A compra do medicamento Zolgensma será intermediada pelo médico da família, e a aplicação única será realizada onde a criança é tratada, em São Paulo.
Sobre a AME
A neuropediatra Karen Baldin explica que a Atrofia Muscular Espinhal (AME) tipo I tem início entre zero e 6 meses e é a forma mais comum entre esse grupo de doenças neuromusculares hereditárias autossômicas recessivas, caracterizadas pela degeneração dos neurônios motores na medula espinhal e tronco encefálico.
“A falta da proteína de Sobrevivência do Neurônio Motor (SMN) resulta em degeneração e perda progressiva da função desses neurônios. Essa degeneração resulta em fraqueza muscular grave, que pode gerar falha respiratória e morte. Bebês que apresentem hipotonia e fraqueza muscular devem realizar o exame precoce o quanto antes. Se o casal já teve filho anterior com esse diagnóstico, o novo bebê deve ser testado ao nascer”, explica a médica.
O padrão ouro do teste genético para AME é uma análise quantitativa de SMN1 e SMN2, usando MLPA (do inglês, multiplex ligation-dependent probe amplification) ouq PCR (do inglês, quantitative polymerase chain reaction).

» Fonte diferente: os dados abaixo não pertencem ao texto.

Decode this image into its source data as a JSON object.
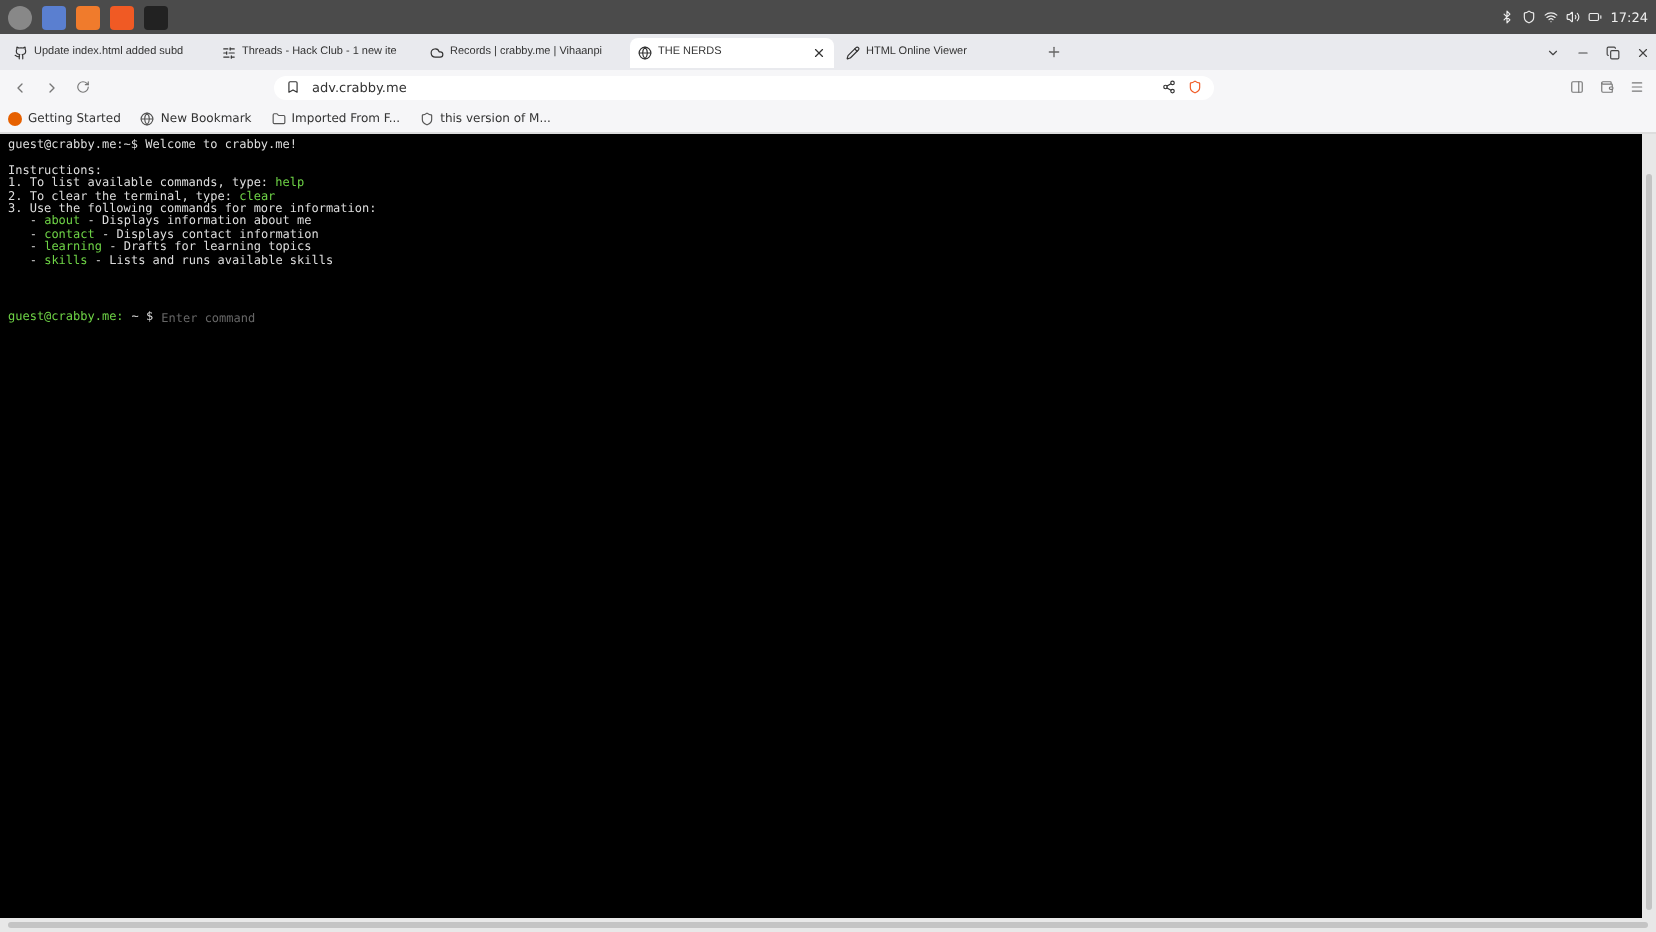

Uma abordagem multidisciplinar é o elemento-chave no cuidado de pacientes com atrofia muscular espinhal, esclarece a neuropediatra.
“A AME é um transtorno complexo envolvendo diferentes aspectos do cuidado e profissionais de saúde. O tratamento desses pacientes abrange os cuidados nutricionais, respiratórios e ortopédicos”, diz Karen.
A neuropediatra explica que, atualmente, os estudos têm apresentado as modificações genéticas como alvo terapêutico principal.
“A possibilidade de alterar o código genético abriu portas para o desenvolvimento de medicamentos que modificam ou modulam a decodificação e transcrição do DNA, alterando completamente o prognóstico e a qualidade de vida dessas crianças, quando iniciados de forma precoce: o Nusinersena, que requer aplicações intratecais, e o Zolgensma em dose única intravenosa”.